As 2026 looms, Canadian industries are bracing for another year of economic recalibration. Profit forecasts differ but a few sectors are showing early signs of stable or growing profit margins.
Agriculture, oil and gas, gaming and real estate are all faced with different market conditions but what do the numbers really say? Is the optimism justified or are some sectors flying too close to risk?
Mobile Gaming: Margins Climb With Global Demand
What’s fueling the engine of profit in mobile gaming? Scale, global access, and smart mergers. Mobile now represents close to half of all gaming revenues worldwide, and is projected to represent 55 percent by 2026.
Canadian cities such as Vancouver and Toronto are at the heart of this trend, serving as launch pads for mobile titles that find audiences worldwide. Much of this profit push can be attributed to free-to-play games that are supported by microtransactions and ad revenue. But that’s not all there is to it. Rising right along with the mainstream mobile platforms are online casino real money services.
These platforms are gaining ground in Canada in part because they use local payment methods that Canadians already trust – like Interac or e-wallets. With new regulations slowly taking shape, the space could see its share of gaming profit increase further next year.
Oil and Gas: Production Growth May Boost Bottom Lines
Canada’s oil and gas industry is not one for bold optimism, but the 2026 outlook is looking increasingly confident. According to ATB Capital Markets, almost 9 out of 10 producers foresee an increase in production in the coming year. Gas producers are expecting gains of 6.3 percent, and oil producers are expecting a more modest 4.6 percent.
What’s fueling that optimism? Part of it is due to a resurgent demand for capital spending. GAS companies have started gearing up for an increase in capital investments of over 5 percent in 2026. Part of that is related to hopes for increased speed in pipeline approvals, a problem that is still a source of division within the sector.
About half of executives surveyed believe a new major pipeline could be approved within the next year, which would take out a major choke point for growth. Will the production growth be sufficient to turn the dial?
Or will poor infrastructure and policy paralysis keep returns flat? That depends not only on output, but on whether the oil and gas industry will actually be able to sell more of what it pumps out.
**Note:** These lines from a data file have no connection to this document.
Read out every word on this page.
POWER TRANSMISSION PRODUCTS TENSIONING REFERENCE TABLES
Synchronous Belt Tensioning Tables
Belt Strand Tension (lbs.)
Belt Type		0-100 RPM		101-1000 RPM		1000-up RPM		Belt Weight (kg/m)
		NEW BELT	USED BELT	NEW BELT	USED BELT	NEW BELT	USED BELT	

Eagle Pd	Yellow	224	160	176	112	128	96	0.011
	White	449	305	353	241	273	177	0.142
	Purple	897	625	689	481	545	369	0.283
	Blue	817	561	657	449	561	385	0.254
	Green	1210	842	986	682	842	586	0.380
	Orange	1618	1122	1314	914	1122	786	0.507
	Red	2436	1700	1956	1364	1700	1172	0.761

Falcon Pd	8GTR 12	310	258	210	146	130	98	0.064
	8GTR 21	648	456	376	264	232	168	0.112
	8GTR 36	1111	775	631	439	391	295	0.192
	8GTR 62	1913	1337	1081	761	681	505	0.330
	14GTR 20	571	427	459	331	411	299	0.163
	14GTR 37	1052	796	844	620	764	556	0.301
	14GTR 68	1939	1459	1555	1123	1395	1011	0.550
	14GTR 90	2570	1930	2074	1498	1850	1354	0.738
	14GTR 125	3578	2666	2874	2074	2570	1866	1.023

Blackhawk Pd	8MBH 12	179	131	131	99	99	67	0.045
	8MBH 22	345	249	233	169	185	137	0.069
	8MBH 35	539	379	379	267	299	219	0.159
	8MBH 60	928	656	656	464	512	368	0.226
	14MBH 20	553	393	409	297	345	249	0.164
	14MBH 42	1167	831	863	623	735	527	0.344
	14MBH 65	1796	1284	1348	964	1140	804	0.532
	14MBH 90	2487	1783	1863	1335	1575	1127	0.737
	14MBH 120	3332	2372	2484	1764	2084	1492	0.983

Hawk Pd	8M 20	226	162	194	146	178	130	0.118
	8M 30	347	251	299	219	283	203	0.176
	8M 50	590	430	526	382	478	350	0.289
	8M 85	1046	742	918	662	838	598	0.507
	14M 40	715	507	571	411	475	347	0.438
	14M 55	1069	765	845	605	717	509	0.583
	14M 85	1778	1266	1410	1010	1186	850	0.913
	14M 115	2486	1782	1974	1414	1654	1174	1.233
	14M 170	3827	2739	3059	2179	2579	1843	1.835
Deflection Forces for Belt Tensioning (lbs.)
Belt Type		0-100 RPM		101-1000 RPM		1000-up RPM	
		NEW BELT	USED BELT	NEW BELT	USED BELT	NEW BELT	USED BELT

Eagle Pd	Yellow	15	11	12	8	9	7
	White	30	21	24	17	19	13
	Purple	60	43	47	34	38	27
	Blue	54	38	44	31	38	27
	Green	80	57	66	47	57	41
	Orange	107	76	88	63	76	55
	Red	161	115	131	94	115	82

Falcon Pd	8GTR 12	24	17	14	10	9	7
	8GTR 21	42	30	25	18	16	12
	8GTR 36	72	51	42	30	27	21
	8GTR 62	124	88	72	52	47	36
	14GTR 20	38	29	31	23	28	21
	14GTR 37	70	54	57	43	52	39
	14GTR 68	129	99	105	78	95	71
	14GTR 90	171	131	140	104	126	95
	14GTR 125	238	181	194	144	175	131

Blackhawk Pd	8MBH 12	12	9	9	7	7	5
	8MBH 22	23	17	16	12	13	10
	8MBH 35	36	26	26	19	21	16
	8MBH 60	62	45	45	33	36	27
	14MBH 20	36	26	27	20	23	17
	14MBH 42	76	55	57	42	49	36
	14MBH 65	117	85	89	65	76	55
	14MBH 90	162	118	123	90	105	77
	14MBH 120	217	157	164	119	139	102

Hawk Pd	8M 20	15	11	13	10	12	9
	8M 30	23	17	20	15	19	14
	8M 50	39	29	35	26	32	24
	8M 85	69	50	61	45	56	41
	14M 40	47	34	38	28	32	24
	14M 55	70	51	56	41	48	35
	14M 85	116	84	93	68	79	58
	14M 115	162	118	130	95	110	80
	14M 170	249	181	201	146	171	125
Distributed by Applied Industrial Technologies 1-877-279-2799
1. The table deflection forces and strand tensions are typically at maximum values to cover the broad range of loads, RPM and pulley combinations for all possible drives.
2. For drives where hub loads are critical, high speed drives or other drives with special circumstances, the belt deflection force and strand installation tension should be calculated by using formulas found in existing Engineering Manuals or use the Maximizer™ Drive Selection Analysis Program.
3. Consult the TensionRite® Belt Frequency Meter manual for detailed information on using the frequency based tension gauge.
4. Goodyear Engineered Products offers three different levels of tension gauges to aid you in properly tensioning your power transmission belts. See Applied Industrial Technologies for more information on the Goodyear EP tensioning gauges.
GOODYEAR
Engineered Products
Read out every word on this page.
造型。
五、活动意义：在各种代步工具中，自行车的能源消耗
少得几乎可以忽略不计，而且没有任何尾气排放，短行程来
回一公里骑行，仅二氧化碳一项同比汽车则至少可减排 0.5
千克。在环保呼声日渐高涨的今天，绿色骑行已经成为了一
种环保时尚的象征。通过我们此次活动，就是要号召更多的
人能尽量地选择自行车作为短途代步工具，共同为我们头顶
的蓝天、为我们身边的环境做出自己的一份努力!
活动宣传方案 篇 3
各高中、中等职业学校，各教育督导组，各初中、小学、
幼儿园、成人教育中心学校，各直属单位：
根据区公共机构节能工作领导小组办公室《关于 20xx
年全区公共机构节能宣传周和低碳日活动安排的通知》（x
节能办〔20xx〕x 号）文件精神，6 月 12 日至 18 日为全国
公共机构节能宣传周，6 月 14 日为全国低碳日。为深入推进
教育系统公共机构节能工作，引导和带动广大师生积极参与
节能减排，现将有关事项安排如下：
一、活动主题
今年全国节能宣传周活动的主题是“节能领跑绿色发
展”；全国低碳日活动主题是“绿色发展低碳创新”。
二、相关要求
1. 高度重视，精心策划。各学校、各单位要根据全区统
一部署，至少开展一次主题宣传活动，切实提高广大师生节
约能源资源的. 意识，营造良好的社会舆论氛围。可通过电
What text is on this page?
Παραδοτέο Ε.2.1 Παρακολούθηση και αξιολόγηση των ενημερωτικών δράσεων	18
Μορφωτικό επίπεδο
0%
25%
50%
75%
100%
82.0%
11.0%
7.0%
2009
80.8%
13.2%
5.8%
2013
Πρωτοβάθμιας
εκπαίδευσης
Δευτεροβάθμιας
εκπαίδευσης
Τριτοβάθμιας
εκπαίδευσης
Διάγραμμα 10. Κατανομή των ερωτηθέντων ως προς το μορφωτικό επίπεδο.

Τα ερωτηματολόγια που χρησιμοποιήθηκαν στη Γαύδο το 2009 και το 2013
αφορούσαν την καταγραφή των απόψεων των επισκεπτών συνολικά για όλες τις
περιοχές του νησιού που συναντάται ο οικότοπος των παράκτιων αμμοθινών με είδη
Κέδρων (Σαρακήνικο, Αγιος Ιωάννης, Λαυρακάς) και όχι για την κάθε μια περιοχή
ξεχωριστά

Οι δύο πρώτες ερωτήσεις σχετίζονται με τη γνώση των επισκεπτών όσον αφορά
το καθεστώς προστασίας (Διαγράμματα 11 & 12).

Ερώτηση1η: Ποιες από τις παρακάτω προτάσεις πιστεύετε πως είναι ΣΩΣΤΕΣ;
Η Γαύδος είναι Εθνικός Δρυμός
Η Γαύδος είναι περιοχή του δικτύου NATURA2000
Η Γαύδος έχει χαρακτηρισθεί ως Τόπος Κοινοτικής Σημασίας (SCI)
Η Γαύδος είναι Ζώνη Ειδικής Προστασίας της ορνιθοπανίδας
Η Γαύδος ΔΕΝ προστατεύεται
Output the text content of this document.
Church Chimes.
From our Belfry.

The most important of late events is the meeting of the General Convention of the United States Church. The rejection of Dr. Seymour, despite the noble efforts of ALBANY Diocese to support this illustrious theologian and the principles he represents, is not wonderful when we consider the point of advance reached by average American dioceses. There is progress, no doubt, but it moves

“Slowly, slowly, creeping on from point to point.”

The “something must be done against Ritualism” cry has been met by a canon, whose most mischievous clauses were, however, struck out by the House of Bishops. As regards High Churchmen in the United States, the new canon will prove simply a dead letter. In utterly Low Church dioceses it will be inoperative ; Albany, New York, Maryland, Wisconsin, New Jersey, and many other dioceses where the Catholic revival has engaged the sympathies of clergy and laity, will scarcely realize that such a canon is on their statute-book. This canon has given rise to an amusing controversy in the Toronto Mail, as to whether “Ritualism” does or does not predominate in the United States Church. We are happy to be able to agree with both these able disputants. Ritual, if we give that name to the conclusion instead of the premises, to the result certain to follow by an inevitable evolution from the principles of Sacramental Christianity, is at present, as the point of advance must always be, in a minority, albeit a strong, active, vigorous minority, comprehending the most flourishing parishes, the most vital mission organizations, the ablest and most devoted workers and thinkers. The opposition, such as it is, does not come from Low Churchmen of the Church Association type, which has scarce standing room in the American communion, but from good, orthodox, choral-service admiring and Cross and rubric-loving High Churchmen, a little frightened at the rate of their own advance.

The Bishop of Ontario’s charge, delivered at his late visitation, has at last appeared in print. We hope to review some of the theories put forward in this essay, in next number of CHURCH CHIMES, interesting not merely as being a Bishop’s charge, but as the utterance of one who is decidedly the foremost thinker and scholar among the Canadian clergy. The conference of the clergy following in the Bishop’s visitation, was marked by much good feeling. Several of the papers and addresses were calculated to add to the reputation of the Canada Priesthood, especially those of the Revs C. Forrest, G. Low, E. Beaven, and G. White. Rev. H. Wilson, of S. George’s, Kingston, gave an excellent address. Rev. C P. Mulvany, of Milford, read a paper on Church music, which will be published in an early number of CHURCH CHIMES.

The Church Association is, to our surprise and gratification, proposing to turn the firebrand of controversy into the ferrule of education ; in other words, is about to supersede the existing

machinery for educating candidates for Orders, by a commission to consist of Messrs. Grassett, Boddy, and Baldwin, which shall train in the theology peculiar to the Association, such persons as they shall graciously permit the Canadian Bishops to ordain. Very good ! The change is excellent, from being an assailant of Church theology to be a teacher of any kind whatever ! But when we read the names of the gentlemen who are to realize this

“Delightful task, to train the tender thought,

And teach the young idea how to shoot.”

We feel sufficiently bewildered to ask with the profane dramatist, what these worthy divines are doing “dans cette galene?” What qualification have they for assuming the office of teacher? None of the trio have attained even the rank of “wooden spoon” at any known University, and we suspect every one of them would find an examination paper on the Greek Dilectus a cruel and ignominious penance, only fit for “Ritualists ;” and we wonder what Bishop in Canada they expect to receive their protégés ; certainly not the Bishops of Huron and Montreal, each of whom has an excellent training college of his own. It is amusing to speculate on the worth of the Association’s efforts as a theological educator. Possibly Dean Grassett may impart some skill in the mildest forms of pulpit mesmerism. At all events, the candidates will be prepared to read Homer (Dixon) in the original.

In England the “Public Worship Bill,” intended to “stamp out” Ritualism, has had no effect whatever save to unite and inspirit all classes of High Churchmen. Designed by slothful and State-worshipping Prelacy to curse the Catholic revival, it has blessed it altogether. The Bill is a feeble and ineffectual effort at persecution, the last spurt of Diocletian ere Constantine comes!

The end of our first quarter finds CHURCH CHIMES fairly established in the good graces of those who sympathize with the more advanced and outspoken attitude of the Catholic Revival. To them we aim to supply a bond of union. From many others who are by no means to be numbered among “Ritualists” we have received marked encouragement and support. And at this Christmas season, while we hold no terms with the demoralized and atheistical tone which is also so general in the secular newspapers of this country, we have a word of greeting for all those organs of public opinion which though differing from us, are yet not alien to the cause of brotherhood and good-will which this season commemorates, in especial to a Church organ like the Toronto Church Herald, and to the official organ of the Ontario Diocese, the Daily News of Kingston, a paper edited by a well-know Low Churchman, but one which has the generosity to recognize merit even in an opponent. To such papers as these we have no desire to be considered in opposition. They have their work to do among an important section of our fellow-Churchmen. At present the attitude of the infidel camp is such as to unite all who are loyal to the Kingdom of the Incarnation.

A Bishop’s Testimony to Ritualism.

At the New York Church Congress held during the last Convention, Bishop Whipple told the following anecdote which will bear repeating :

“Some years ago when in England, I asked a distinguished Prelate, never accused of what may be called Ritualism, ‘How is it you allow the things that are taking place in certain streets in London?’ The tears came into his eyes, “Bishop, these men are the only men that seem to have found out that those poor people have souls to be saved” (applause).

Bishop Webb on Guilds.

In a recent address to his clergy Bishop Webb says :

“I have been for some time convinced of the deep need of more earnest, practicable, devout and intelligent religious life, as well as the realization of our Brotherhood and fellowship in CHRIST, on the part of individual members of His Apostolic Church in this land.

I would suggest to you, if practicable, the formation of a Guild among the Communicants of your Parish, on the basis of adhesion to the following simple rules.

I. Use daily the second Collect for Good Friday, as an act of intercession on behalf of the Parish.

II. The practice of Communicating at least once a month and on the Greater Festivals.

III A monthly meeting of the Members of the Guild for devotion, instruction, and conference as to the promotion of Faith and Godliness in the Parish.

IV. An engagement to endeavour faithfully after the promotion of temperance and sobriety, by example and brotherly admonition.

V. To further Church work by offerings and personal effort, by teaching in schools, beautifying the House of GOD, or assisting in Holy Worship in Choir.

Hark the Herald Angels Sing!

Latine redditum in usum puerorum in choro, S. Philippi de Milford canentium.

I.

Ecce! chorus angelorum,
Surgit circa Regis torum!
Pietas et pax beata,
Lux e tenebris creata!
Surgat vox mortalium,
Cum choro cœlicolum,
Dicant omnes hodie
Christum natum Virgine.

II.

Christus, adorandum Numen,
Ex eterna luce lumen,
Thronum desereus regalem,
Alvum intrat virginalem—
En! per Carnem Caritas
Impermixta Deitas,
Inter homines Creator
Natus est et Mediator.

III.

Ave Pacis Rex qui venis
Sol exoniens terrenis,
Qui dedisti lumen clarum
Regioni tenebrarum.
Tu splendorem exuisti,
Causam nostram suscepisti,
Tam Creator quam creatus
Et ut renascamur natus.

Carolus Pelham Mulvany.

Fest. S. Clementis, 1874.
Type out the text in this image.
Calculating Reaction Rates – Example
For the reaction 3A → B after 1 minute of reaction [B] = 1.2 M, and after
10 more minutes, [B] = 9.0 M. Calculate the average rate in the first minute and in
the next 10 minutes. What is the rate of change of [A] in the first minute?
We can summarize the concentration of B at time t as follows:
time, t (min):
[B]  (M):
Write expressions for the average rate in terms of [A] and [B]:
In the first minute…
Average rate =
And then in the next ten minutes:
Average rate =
Farmland: Growth Tops Off as Grain Prices Fall
Farmland values might be going up but is the true profit picture going down? In the first half of 2025, Canadian farm land values increased by an average of 6 percent. Manitoba had the highest increase at 11.2 percent, followed by strong increases in Alberta, Saskatchewan and New Brunswick.
Grains and oilseeds are forecast to be down 6 percent, suggesting tighter margins on many farms going into 2026. That’s a concern for crop producers who are dependent on crops for the bulk of their revenues, particularly in provinces where past price booms are beginning to level. The pressure is only increased by lower grain prices and a softening global market.
Not all signs are negative. The livestock sector is in a better position, and a fall in interest rates would help to alleviate debt servicing burdens. But overall, the disconnect between appreciation of land and operating profits is increasingly difficult to ignore.
Will land assets continue to increase if commodity returns continue to fall? Or is the market warning of a correction to come? For now, the answer is dependent on where you farm and what you’re selling.
Real Estate: Value Growth Slows, but Profit Gaps Remain
Is the real estate sector coasting on past momentum or recalibrating for a tighter, more focused run in 2026? The answer lies somewhere in between. Farmland price trends have offered a proxy for property confidence, but residential and commercial projects face a different reality.
High borrowing costs in 2024 began to taper in mid-2025, giving developers in major hubs like Toronto and Montreal more breathing room. Still, margins in residential construction remain tight due to material and labour costs. By contrast, industrial real estate like warehouse space in southern Ontario or logistics sites near Vancouver’s port continues to show healthy returns.
Developers are shifting focus toward segments that offer rental stability or fast occupancy. In that context, profit in 2026 may not come from large-scale growth but from careful portfolio management and reduced vacancy rates.